En marchant sur « la Houle », comme on dit à Cancale pour parler du petit port en contrebas de la ville, on croise, depuis les terrasses de restaurants, des ostréiculteurs en bottes et en salopette. On aperçoit la bisquine, réplique des navires de pêches d’antan qui mouillaient là et, au loin, le Mont-Saint-Michel. Mais ici, pas l’ombre d’un Cancalais avec son caractère bien trempé. Les locaux ont déserté le port depuis plusieurs années. Seuls 80 d’entre eux ont résisté, tandis que la très grande majorité des habitations qui le longent portent l’écriteau : « Location saisonnière ». La ville est victime du même traumatisme immobilier que sa grande voisine Saint-Malo : ici, les habitations secondaires enfoncent la ville dans une crise du logement.
Avec Paris à moins de trois heures en TGV et l’avènement du télétravail, le phénomène s’est accentué. On vit à Cancale le week-end, pendant les vacances scolaires, ou durant l’été, période pendant laquelle la ville voit sa population quintupler. Les investisseurs aguerris y ont vu un filon, la part des résidences secondaires dépasse désormais les 41 %. L’hiver, dans des rues et des quartiers entiers, des enfilades de maisons aux volets fermés. Les nouvelles bâtisses des lotissements les plus récents aux abords de la ville, construits pour remédier à la demande d’installation principale grandissante, s’abandonnent aussi aux locations touristiques, secondaires. S’installer à Cancale, pour y vivre, est devenu un combat. En juin, une seule maison était « à louer » dans les agences immobilières. Selon Erwan Le Nouvel, conseiller municipal d’opposition et membre de la commission urbanisme, « Airbnb est devenue une industrie ici, et fausse la règle du jeu. Les investisseurs n’achètent plus que pour faire du secondaire ou du touristique. Si l’on ne régule pas, l’effet spéculatif sur l’habitat principal va continuer. En dix ans, les prix ont déjà doublé et il est impossible pour un jeune couple de s’installer. »

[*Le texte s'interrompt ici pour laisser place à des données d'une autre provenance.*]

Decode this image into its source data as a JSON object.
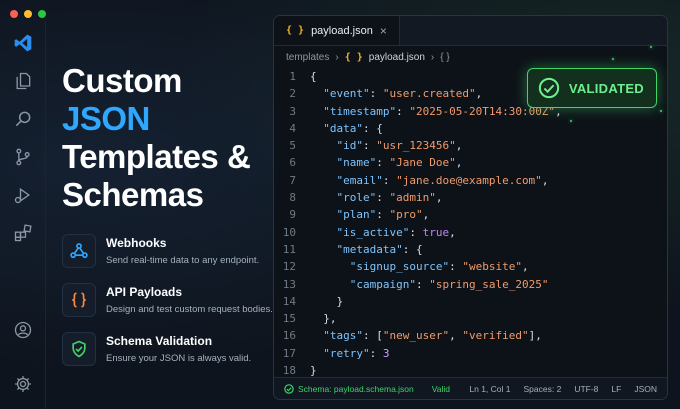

De fait, la démographie de la ville continue de s’effondrer. Cancale est une des villes les plus grisonnantes de la baie du Mont-Saint-Michel, avec 45 % d’habitants de plus de 60 ans, et 20 % de plus de 75 ans. Et selon une enquête menée en juin 2022, la ville ne devrait pas connaître de relance démographique dans les prochaines années. Un nouveau projet de logement s’apprête à sortir de terre, avec des prix du terrain au mètre carré avoisinant les 500 euros, quand il était à 200 euros il y a sept ans, et à moins de 100 euros il y a dix ans. Certains élus envisagent une charte à destination des promoteurs pour interdire d’y louer pour la saison, sur dix ans. Plutôt qu’une régulation sur la seule ville de Cancale, le maire, lui, attend que la communauté d’agglomération de Saint-Malo ou que l’Etat légifèrent. Le soir, sur la Houle, des hordes de voitures quittent les parkings, celles des travailleurs des restaurants et commerces du port qui rentrent chez eux, loin du littoral, dans « les terres ». L’année dernière, une enseignante, mutée dans une école de la ville, n’a pu s’y loger avec sa famille pendant des mois – même avec l’aide des pouvoirs publics.